Reader Rosemary Welsh has congratulated me for my “courage and honesty in dealing with the subject of mental health, which so many in our society refuse to discuss.” Her letter brought me to tears; so absolute was its benevolence.
Know this, Rosemary, my goal is to get T&T to speak out. Despite the prudence of my elder LeRoy Clarke, who warned me “to be careful not to become the crazy lady writing in the newspapers” I’m unswerving about changing the perception of mental illness and really don’t care what people think/say, if I can help someone, somewhere. Recognising the intolerance, like others, my choice could’ve been concealment, especially as I now have to pretend not to see “friends” slinking away since this undertaking. Instead, I am extending my liberating experience of openness, and am pleased to be among those speaking out internationally. Mental-health issues are numerous and bewildering and include the confusion over how we arrive at defining statistics, when most people world over wouldn’t risk disclosing their position. The leading global estimate for mental illness—one in four—may be just that, an estimate.
Invariably, many have challenged the validity of the well-repeated approximation widely quoted as: “One in four people will experience some kind of mental-health problem in the course of a year,” but nothing authoritative has evolved to trump it. The World Health Organization (WHO) obscures it further for me, saying, “One in four people in the world will be affected by mental or neurological disorders at some point in their lives.” That figure may be just a useful device to draw attention to the alarming incidence and to encourage advocacy. But until we take individual responsibility for dealing openly with this issue, no statistic will matter. American-born, British-based writer/comedian Ruby Wax regarded as the UK’s face of mental illness, puts it in perspective, saying: “My point is, if we don’t learn to deal with this it won’t be one in four, it will be four in four who are really going to get ill in the upstairs department.” Wax, who has lived with depression since childhood, is the co-founder of blackdogtribe.com, a social networking site where people with depression can chat anonymously.

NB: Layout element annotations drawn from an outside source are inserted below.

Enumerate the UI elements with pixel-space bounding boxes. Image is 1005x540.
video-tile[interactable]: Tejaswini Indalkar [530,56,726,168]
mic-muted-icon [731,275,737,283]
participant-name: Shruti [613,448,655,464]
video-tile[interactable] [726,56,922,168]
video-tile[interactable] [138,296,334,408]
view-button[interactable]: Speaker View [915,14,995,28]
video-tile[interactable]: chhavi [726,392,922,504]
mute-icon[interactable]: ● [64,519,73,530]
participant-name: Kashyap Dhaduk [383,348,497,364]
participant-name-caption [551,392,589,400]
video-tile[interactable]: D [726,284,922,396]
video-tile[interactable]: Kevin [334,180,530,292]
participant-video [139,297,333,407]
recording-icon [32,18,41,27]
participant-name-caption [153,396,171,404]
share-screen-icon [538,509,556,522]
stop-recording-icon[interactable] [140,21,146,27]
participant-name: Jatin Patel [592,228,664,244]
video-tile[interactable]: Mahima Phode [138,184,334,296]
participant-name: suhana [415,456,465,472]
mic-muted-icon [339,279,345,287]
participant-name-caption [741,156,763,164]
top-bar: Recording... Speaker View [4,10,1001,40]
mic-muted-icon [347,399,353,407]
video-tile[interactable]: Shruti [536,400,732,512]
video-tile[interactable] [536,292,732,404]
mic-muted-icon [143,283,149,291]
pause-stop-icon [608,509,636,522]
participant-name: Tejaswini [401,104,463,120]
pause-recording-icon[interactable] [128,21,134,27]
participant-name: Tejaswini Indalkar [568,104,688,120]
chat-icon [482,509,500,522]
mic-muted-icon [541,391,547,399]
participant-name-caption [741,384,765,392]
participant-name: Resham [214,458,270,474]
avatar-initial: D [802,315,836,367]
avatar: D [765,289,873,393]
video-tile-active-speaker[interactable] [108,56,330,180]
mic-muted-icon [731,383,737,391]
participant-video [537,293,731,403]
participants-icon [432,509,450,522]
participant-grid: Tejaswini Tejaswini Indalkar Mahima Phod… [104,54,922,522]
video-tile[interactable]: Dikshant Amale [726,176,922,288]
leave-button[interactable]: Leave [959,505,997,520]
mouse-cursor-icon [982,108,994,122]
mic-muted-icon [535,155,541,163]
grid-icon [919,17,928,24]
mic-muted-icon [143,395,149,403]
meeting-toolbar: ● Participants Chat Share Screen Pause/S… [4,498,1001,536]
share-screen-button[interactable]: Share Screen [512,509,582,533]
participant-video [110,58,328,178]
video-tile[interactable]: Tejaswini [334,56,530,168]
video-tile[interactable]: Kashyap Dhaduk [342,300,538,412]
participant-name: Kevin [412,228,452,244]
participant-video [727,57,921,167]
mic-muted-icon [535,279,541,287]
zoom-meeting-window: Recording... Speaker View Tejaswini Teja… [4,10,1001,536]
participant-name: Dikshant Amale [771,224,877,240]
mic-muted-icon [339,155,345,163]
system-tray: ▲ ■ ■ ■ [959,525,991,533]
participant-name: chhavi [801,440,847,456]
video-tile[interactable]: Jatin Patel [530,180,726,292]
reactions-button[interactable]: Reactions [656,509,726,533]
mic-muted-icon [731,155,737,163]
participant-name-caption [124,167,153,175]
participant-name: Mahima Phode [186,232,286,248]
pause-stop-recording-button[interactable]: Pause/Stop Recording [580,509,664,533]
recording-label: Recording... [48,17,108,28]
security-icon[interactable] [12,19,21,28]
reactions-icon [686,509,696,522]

Using available estimates, the following figures, comparative in numbers, not in severity or consequence, highlight the occurrence of mental health globally:
• In 2008, 12.66 million people were diagnosed with cancer (info.cancerresearchuk.org).
• The number of people living with HIV worldwide was 34 million by the end of 2010 (WHO).
• The estimate of mental illness is 450 million people currently suffering from such conditions (WHO).
With advocacy and global education benefiting from government and institutional funding, the HIV/Aids epidemic has been stymied, the annual number of new HIV infections is on a steady decline. There are many available preventive and curative solutions for cancer, too, and the disease garners widespread support. But there was a time when people were as reticent about these two as we are now about mental illness.
It will take similar effort, of global proportions, to improve mental-health education: a collaborative international campaign facing down stigma; prejudice; and skewed values being a place to start. If T&T considers that mental disorders lead the causes of ill-health and disability worldwide and is projected to be the greatest limitation on an active, healthy workforce, we may become more anxious to assault this problem. Recently, during a debate in the UK House of Commons, MPs Charles Walker and Kevan Jones told the chamber about their struggle with obsessive-compulsive disorder (OCD) and depression, respectively. Elected in 2005, Walker, calling himself a “practising fruitcake,” disclosed that he had been diagnosed with OCD for over 30 years. His Web page that states in 2011, he led a parliamentary debate calling for a new approach to mental healthcare based on compassion, understanding and respect.
A former defence minister, Jones was close to tears as he told fellow MPs he’d suffered from deep depression in the mid-1990s. He appealed for a change of culture that would make it easier for people, including MPs, to reveal their mental-health problems, without its being viewed as a sign of weakness. Asked whether his admission would affect how people viewed him or his career prospects, Jones said: “I actually don’t care now, because if it helps other people who have suffered from depression in the past, good.” Also recounting their experience with mental illnesses were MPs Sarah Wollaston and Andrea Leadsom. These confessions were made during a debate to repeal laws barring people who have had severe mental-health problems from jury service and from being MPs or company directors. I urge our Parliament, where—given the accepted estimate, at least 18 people may be mentally ill—to consider opening up. This is one honourable moment where we should imitate the First-World attitude, as we’re wont to do in lesser matters.